Para a secretária de Saúde de Saúde do Trabalhador da CUT, Madalena Margarida da Silva, a motivação do encontro parte da ideia de que a atuação da secretaria precisa ser ampla. “Não dá para discutir apenas a política de saúde do trabalhador sem discutir a questão de seguridade social. Esse debate vai além, ele chega na Previdência, na educação, moradia e em outros setores que incidem no bem estar da classe trabalhadora”, afirmou.

Antes da mesa inaugural, as secretárias Maria de Fátima Veloso [adjunta de diretora de saúde e condições de trabalho Geral] saudaram os participantes.

A FETEC-CUT/SP foi representada na reunião pela diretora de saúde e condições de trabalho Rosângela Lorenzetti.

Além das dirigentes Cutistas, participaram do debate o secretário de Saúde do Município de São Paulo, Alexandre Padilha; Leandro Horie, economista do Dieese; e Armando De Negri, Médico Epidemiologista e representante do Fórum Social Mundial de Saúde.

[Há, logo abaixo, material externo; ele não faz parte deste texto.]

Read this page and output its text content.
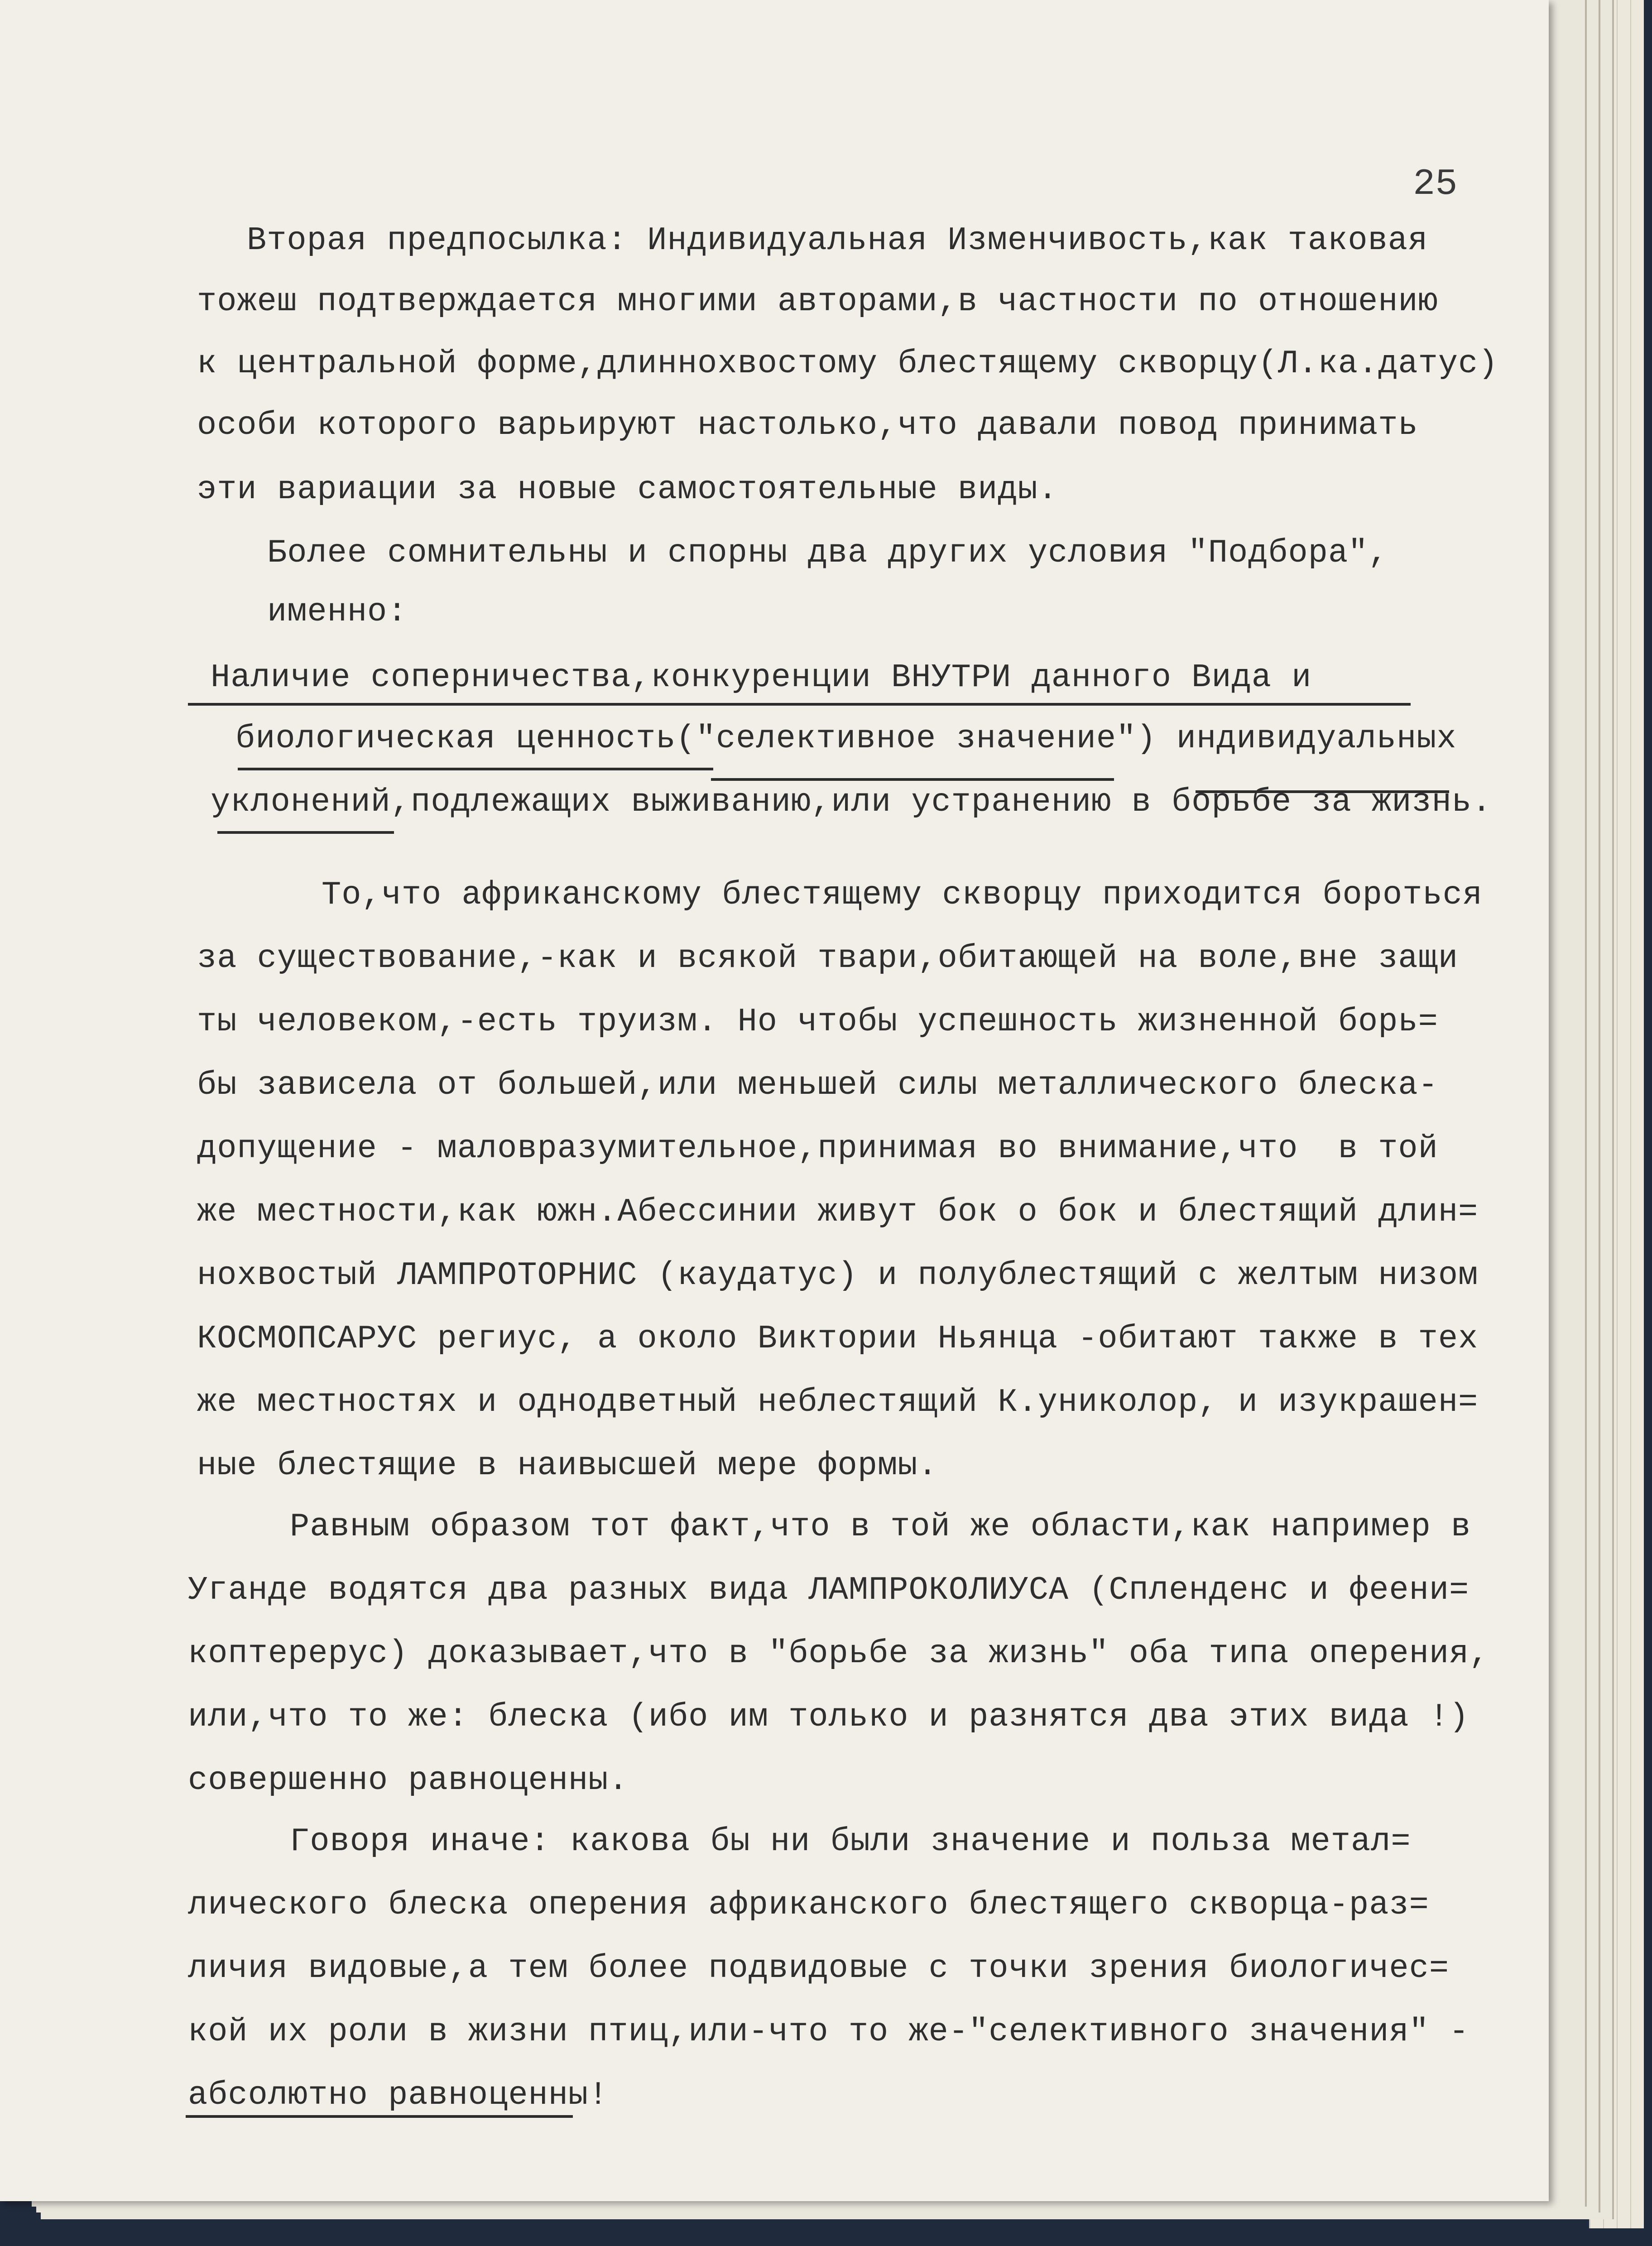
25
Вторая предпосылка: Индивидуальная Изменчивость,как таковая
тожеш подтверждается многими авторами,в частности по отношению
к центральной форме,длиннохвостому блестящему скворцу(Л.ка.датус)
особи которого варьируют настолько,что давали повод принимать
эти вариации за новые самостоятельные виды.
Более сомнительны и спорны два других условия "Подбора",
именно:
Наличие соперничества,конкуренции ВНУТРИ данного Вида и
биологическая ценность("селективное значение") индивидуальных
уклонений,подлежащих выживанию,или устранению в борьбе за жизнь.
То,что африканскому блестящему скворцу приходится бороться
за существование,-как и всякой твари,обитающей на воле,вне защи
ты человеком,-есть труизм. Но чтобы успешность жизненной борь=
бы зависела от большей,или меньшей силы металлического блеска-
допущение - маловразумительное,принимая во внимание,что  в той
же местности,как южн.Абессинии живут бок о бок и блестящий длин=
нохвостый ЛАМПРОТОРНИС (каудатус) и полублестящий с желтым низом
КОСМОПСАРУС региус, а около Виктории Ньянца -обитают также в тех
же местностях и однодветный неблестящий К.униколор, и изукрашен=
ные блестящие в наивысшей мере формы.
Равным образом тот факт,что в той же области,как например в
Уганде водятся два разных вида ЛАМПРОКОЛИУСА (Спленденс и феени=
коптерерус) доказывает,что в "борьбе за жизнь" оба типа оперения,
или,что то же: блеска (ибо им только и разнятся два этих вида !)
совершенно равноценны.
Говоря иначе: какова бы ни были значение и польза метал=
лического блеска оперения африканского блестящего скворца-раз=
личия видовые,а тем более подвидовые с точки зрения биологичес=
кой их роли в жизни птиц,или-что то же-"селективного значения" -
абсолютно равноценны!
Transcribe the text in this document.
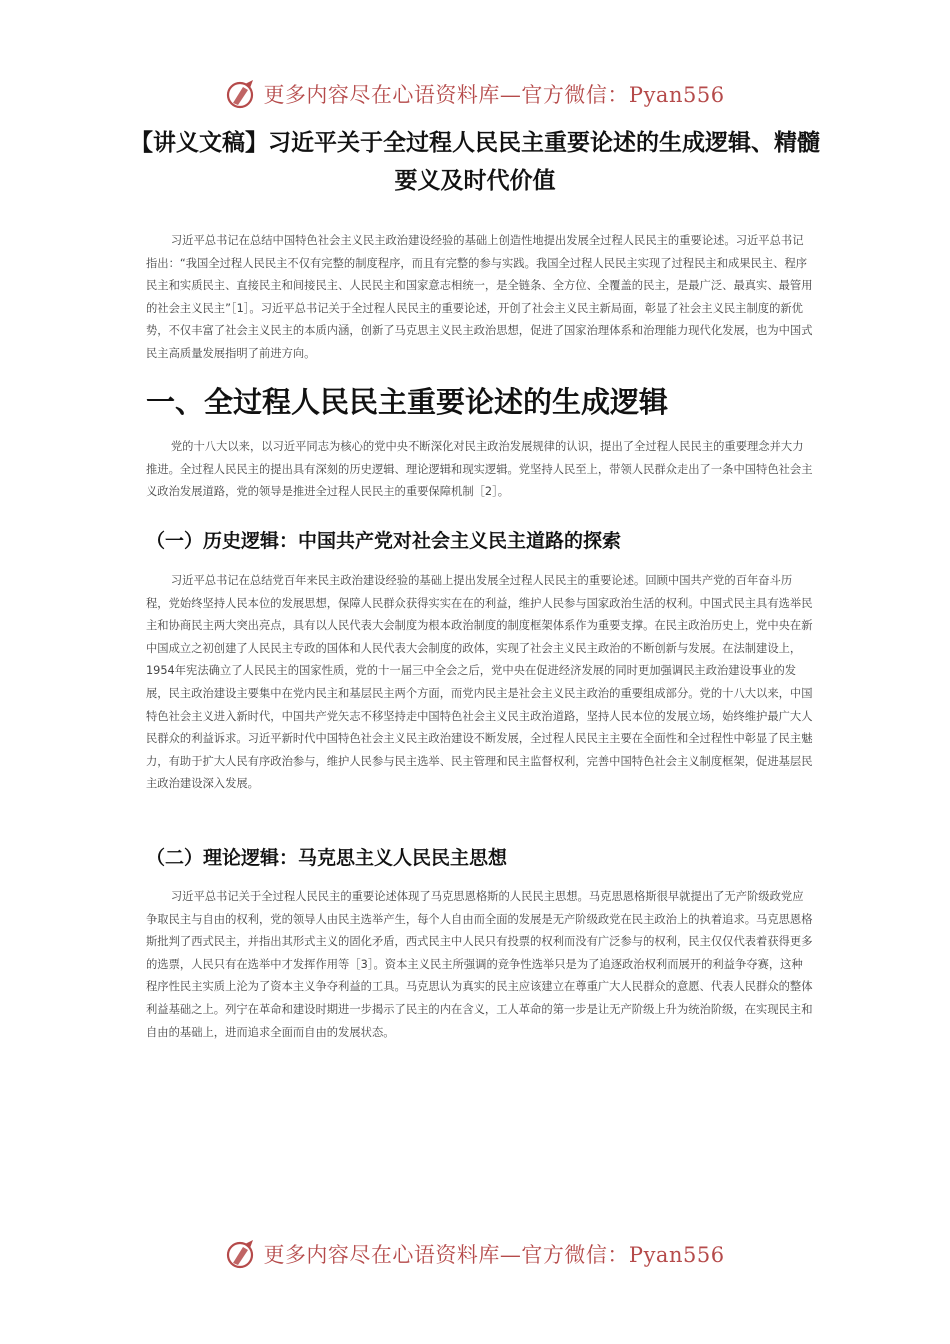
更多内容尽在心语资料库—官方微信：Pyan556
【讲义文稿】习近平关于全过程人民民主重要论述的生成逻辑、精髓要义及时代价值

习近平总书记在总结中国特色社会主义民主政治建设经验的基础上创造性地提出发展全过程人民民主的重要论述。习近平总书记指出：“我国全过程人民民主不仅有完整的制度程序，而且有完整的参与实践。我国全过程人民民主实现了过程民主和成果民主、程序民主和实质民主、直接民主和间接民主、人民民主和国家意志相统一，是全链条、全方位、全覆盖的民主，是最广泛、最真实、最管用的社会主义民主”［1］。习近平总书记关于全过程人民民主的重要论述，开创了社会主义民主新局面，彰显了社会主义民主制度的新优势，不仅丰富了社会主义民主的本质内涵，创新了马克思主义民主政治思想，促进了国家治理体系和治理能力现代化发展，也为中国式民主高质量发展指明了前进方向。

一、全过程人民民主重要论述的生成逻辑

党的十八大以来，以习近平同志为核心的党中央不断深化对民主政治发展规律的认识，提出了全过程人民民主的重要理念并大力推进。全过程人民民主的提出具有深刻的历史逻辑、理论逻辑和现实逻辑。党坚持人民至上，带领人民群众走出了一条中国特色社会主义政治发展道路，党的领导是推进全过程人民民主的重要保障机制［2］。

（一）历史逻辑：中国共产党对社会主义民主道路的探索

习近平总书记在总结党百年来民主政治建设经验的基础上提出发展全过程人民民主的重要论述。回顾中国共产党的百年奋斗历程，党始终坚持人民本位的发展思想，保障人民群众获得实实在在的利益，维护人民参与国家政治生活的权利。中国式民主具有选举民主和协商民主两大突出亮点，具有以人民代表大会制度为根本政治制度的制度框架体系作为重要支撑。在民主政治历史上，党中央在新中国成立之初创建了人民民主专政的国体和人民代表大会制度的政体，实现了社会主义民主政治的不断创新与发展。在法制建设上，1954年宪法确立了人民民主的国家性质，党的十一届三中全会之后，党中央在促进经济发展的同时更加强调民主政治建设事业的发展，民主政治建设主要集中在党内民主和基层民主两个方面，而党内民主是社会主义民主政治的重要组成部分。党的十八大以来，中国特色社会主义进入新时代，中国共产党矢志不移坚持走中国特色社会主义民主政治道路，坚持人民本位的发展立场，始终维护最广大人民群众的利益诉求。习近平新时代中国特色社会主义民主政治建设不断发展，全过程人民民主主要在全面性和全过程性中彰显了民主魅力，有助于扩大人民有序政治参与，维护人民参与民主选举、民主管理和民主监督权利，完善中国特色社会主义制度框架，促进基层民主政治建设深入发展。

（二）理论逻辑：马克思主义人民民主思想

习近平总书记关于全过程人民民主的重要论述体现了马克思恩格斯的人民民主思想。马克思恩格斯很早就提出了无产阶级政党应争取民主与自由的权利，党的领导人由民主选举产生，每个人自由而全面的发展是无产阶级政党在民主政治上的执着追求。马克思恩格斯批判了西式民主，并指出其形式主义的固化矛盾，西式民主中人民只有投票的权利而没有广泛参与的权利，民主仅仅代表着获得更多的选票，人民只有在选举中才发挥作用等［3］。资本主义民主所强调的竞争性选举只是为了追逐政治权利而展开的利益争夺赛，这种程序性民主实质上沦为了资本主义争夺利益的工具。马克思认为真实的民主应该建立在尊重广大人民群众的意愿、代表人民群众的整体利益基础之上。列宁在革命和建设时期进一步揭示了民主的内在含义，工人革命的第一步是让无产阶级上升为统治阶级，在实现民主和自由的基础上，进而追求全面而自由的发展状态。

更多内容尽在心语资料库—官方微信：Pyan556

Padilha criticou a atuação do governo ilegítimo de Michel Temer também na área da Saúde. “Esse golpe foi feito para destruir o Estado que nós refundamos com a Constituição de 1988. O SUS e o conjunto da seguridade social são o prato mais suculento desse golpe. O primeiro ataque ao SUS é político, pela plataforma que o SUS representa para a diversidade e a participação pública em sua construção. Nós não temos dimensão do que o SUS significa para a economia das famílias brasileiras”, disse o secretário, que foi ministro da Saúde na gestão da presidenta Dilma Rousseff.

Previdência

A discussão sobre a Previdência perpassou por toda a reunião do coletivo e foi aprofundada por Armando De Negri, que explicou o modelo brasileiro. “O financiamento da Previdência é tripartite. Parte da arrecadação vem do trabalhador e do empregador, a última parte da arrecadação vem do Estado, que tem uma participação fundamental, porque é quem equilibra a conta.”

Para o representante do Fórum Social Mundial de Saúde, uma reforma da Previdência não é necessária. “Pelo contrário, em um momento de crise, deveríamos fortalecer a seguridade social, não permitir que ela seja fragilizada como estão planejando.”

Leandro Horie, do Dieese, também criticou a proposta de alteração nas regras para aposentadoria. “A Previdência é um campo enorme para a entrada da iniciativa privada e o que eles querem é forçar essa entrada. É preciso saber que a previdência é superavitária e a Previdência brasileira não é um sistema de entrada e saída como se fosse caixa de banco. Hoje, nós transferimos recurso da seguridade para o orçamento fiscal, então não precisamos da reforma, basta cumprir a Constituição, porque o orçamento é superavitário”, finalizou o economista.